Just watched William Sloane Coffin on NOW.
Holy cow. I see why Dr. Dean admired him since Yale. If anyone wonders where Dean learned his unique oratory and reasoning, Coffin is a good touchstone for the beginning of the search.
Truly a patriot and a man of peace.
Anyway, here is the long promised diary on choices and elections. I am reading Barry Schwartz's Paradox of Choice. It's good.
I'll paraphrase one of his arguments, and apply it to elections rather than consumer choice.
Schwartz posits that we often regret our choices when we engage in counterfactual thinking, musing on the things that did not come to pass. So, we go off on vacation, enjoy ourselves, but come back and muse about the weather being nicer or there being more restaurants there or there being a movie theatre there. These musings help us in our next vacation choice, but dwelling on them detracts from our remembered satisfaction of the vacation. Regret creeps in.

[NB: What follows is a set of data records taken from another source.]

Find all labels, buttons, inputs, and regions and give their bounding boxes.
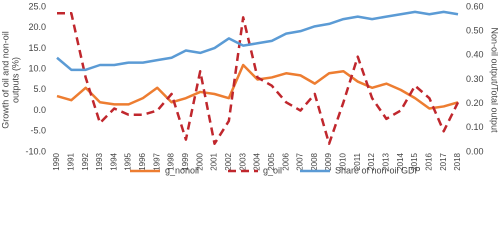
y-tick-label: 25.0 [28,1,46,11]
y2-tick-label: 0.00 [466,146,484,156]
x-tick-label: 2001 [210,152,219,170]
legend-label: g_oil [263,165,282,175]
y-tick-label: 20.0 [28,22,46,32]
series-line [57,11,460,145]
y-tick-label: -5.0 [30,126,46,136]
x-tick-label: 2008 [310,152,319,170]
series-line [56,63,459,110]
y-tick-label: 5.0 [33,84,46,94]
x-tick-label: 1992 [81,152,90,170]
x-tick-label: 2002 [224,152,233,170]
x-tick-label: 2007 [296,152,305,170]
y-tick-label: 10.0 [28,64,46,74]
x-tick-label: 2012 [367,152,376,170]
y-tick-label: -10.0 [25,146,46,156]
x-tick-label: 2009 [324,152,333,170]
x-tick-label: 2006 [281,152,290,170]
y2-tick-label: 0.50 [466,26,484,36]
y-tick-label: 0.0 [33,105,46,115]
x-tick-label: 2003 [238,152,247,170]
y2-tick-label: 0.10 [466,122,484,132]
x-tick-label: 2017 [439,152,448,170]
legend-label: Share of non-oil GDP [335,165,421,175]
x-tick-label: 2004 [253,152,262,170]
y-axis-title: outputs (%) [10,57,20,103]
x-tick-label: 2000 [195,152,204,170]
x-tick-label: 1995 [124,152,133,170]
x-tick-label: 1999 [181,152,190,170]
x-tick-label: 1998 [167,152,176,170]
x-tick-label: 1990 [52,152,61,170]
y2-tick-label: 0.60 [466,1,484,11]
x-tick-label: 2005 [267,152,276,170]
x-tick-label: 2015 [410,152,419,170]
x-tick-label: 2013 [382,152,391,170]
x-tick-label: 1997 [152,152,161,170]
x-tick-label: 2014 [396,152,405,170]
chart: Growth of oil and non-oil outputs (%) No… [0,1,500,175]
y2-tick-label: 0.40 [466,50,484,60]
x-tick-label: 2011 [353,152,362,170]
x-tick-label: 2018 [453,152,462,170]
x-tick-label: 1996 [138,152,147,170]
x-tick-label: 1991 [66,152,75,170]
x-tick-label: 1993 [95,152,104,170]
y-tick-label: 15.0 [28,43,46,53]
x-tick-label: 1994 [109,152,118,170]
y2-tick-label: 0.30 [466,74,484,84]
legend-label: g_nonoil [165,165,199,175]
y2-axis-title: Non-oil output/Total output [490,27,500,133]
y-axis-title: Growth of oil and non-oil [0,31,10,129]
x-tick-label: 2010 [339,152,348,170]
series-line [56,10,459,72]
y2-tick-label: 0.20 [466,98,484,108]
x-tick-label: 2016 [424,152,433,170]
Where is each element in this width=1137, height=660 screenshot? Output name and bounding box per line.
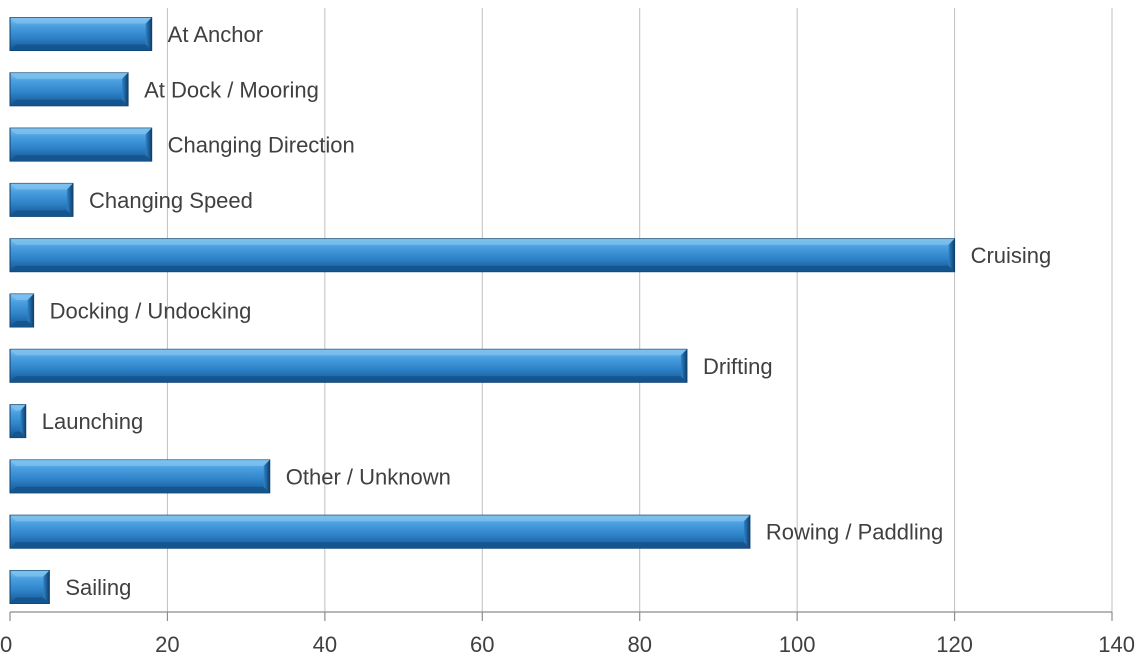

When candidates have good points and bad points, we dwell on the opportunity costs of the choices we passed up. If only I had picked Candidate A, because he had better financing streams. If only I had picked Candidate B, because I agree with her about the Hate Amendment. These are important musings, to be sure.
But then the real danger comes in.
A) We dwell only on the lost positives and the gained negatives. We are blinded as to why we picked Candidate C in the first place, because he was closest to our views or was on the right side of the MOST important issue. We begin to confuse all the alternatives as equally bad.
B) We imagine a candidate that does not exist, which upon further consideration, is just a better version of ourselves. Dean encourages people to get past this by running for office, but that can't be the solution for everyone at all times. This phenomenon makes everyone seem REALLY bad.
Our enthusiasm wanes over time for most options, or for voting at all. This is where most citizens are at. We are susceptible to people who promise to be perfect, to unknown quantities, to superhuman media images. We become even more frustrated when these candidates are only human.
Our counterfactual thinking is good for thought experiments, for figuring out what kind of changes are valuable to you as a citizen.
But we must be aware that no candidate comes out looking good after these exercises. It is not picking the least of evils, but the best of options. Our satisfaction with voting and the power of our vote is diminished when the imagined perfect becomes the enemy of the real good.